Tanpa melanjutkan kata-katanya, Vanella bergegas keluar dari ruang kerja Vino. Sang suami yang kepo pun mengikutinya.

Begitu turun dan keluar di depan pintu, Vanella terkejut. Dia melihat lelaki berambut ikal tersenyum menatapnya.

"Alby. Ngapain ke sini malem-malem?"

"Gue dateng. Bukannya disuruh masuk kek. Kan gue pengin ngobrol-ngobrol."

"Ya ta—tapi kan...."

"Gue mau pamit. Kan mau pergi lama."

"Lho jadi lo mau berangkat ke Jakarta sekarang? Gue kira besok."

"Temen-temen gue ngajak berangkat malem. Makanya gue mampir ke sini dulu buat pamitan."

"Emang pantes buat seorang laki-laki malem-malem datang ke rumah wanita yang sudah bersuami untuk berpamitan? Nggak ada wanita lain buat dipamitin?" sahut Vino yang tiba-tiba muncul dari balik pintu tanpa mengenakan masker dan langsung merangkulkan tangannya di pundak Vanella.

"Segitunya ya cemburu ke istri sampai melarang sahabat istrinya mampir sebentar ke sini?"

"Setelah wanita menikah, antara suami dan sahabat, yang paling kuat ikatannya, yang paling berhak untuk dekat itu antara dia dan suaminya," tegas Vino.

"Van, suami lo kok posesif banget sih. Gue kan cuma...."

"Belum selesai juga acara pamitannya? Mau saya panggilkan security?"

"Nggak perlu. Gue bisa pergi sendiri." Alby menatap Vino sengit.

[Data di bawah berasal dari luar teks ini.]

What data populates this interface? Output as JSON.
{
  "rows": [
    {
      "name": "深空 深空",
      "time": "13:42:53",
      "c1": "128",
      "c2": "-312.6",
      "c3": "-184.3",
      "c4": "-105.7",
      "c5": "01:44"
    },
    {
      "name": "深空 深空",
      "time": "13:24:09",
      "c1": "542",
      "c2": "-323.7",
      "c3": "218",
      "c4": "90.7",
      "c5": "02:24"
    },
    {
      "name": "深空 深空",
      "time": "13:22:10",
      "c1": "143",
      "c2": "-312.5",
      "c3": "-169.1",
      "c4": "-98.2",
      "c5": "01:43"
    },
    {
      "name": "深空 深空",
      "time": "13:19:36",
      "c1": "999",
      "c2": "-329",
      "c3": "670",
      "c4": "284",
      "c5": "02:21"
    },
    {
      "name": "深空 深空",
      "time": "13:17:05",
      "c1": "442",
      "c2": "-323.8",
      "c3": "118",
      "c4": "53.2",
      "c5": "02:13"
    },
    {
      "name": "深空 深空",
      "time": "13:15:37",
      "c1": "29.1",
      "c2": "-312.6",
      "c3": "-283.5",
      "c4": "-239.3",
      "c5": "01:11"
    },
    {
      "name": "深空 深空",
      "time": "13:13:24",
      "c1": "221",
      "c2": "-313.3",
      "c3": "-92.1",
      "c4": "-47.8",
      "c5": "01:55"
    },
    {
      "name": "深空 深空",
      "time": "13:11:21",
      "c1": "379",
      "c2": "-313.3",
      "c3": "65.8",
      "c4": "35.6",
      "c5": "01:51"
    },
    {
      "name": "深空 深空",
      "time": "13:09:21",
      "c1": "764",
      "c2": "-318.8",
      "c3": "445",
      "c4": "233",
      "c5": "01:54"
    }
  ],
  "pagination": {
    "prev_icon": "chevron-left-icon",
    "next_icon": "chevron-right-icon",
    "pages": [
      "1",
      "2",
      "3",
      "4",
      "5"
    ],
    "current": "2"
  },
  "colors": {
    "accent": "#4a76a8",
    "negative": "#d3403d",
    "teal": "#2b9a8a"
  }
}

"Van, gue berangkat dulu, ya. Gue titip Ranti. Lo juga jaga diri baik-baik." Alby mengalihkan pandangannya pada Vanella dan menatap dengan lembut.

"Iya, Al. Hati-hati, ya."

Setelah itu Alby segera pergi meninggalkan rumah Vanella. Vino pun langsung melepaskan tangannya dari pundak Vanella dan menutup pintu. Mulailah terjadi perdebatan antara sepasang suami istri itu.

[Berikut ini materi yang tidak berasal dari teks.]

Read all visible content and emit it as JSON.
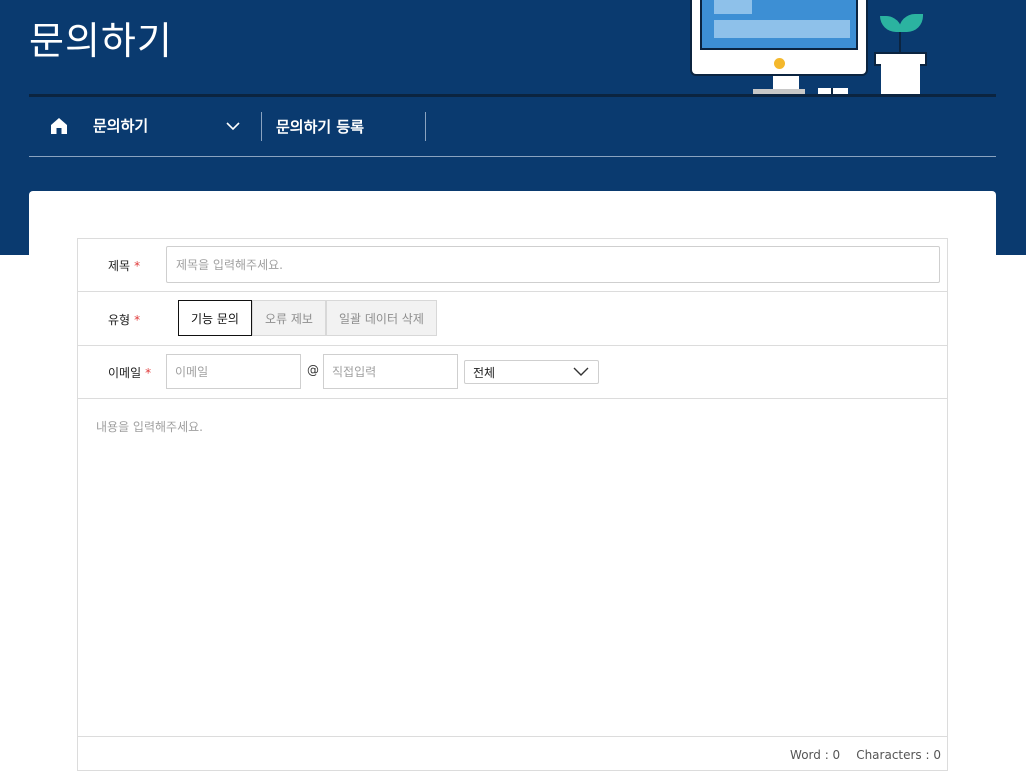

"Apa-apaan sih tadi? Dia Alby sahabat aku. Di depan dia kamu nggak perlu pura-pura bersikap seperti kita ini pasangan suami istri yang saling mencintai. Nggak perlu marah-marah berlebihan kek gitu."

"Aku cuma melakukan apa yang suami lain lakukan ketika ada seorang laki-laki menemui istrinya malem-malem. Aku juga nggak marahin dia. Ada nada aku yang membentak? Nggak, kan? Aku bicara dengan santai karena ketegasan nggak harus ditunjukkan dengan bentakan."

"Ya tapi kamu bisa kan nggak usah nyinggung perasaan dia?"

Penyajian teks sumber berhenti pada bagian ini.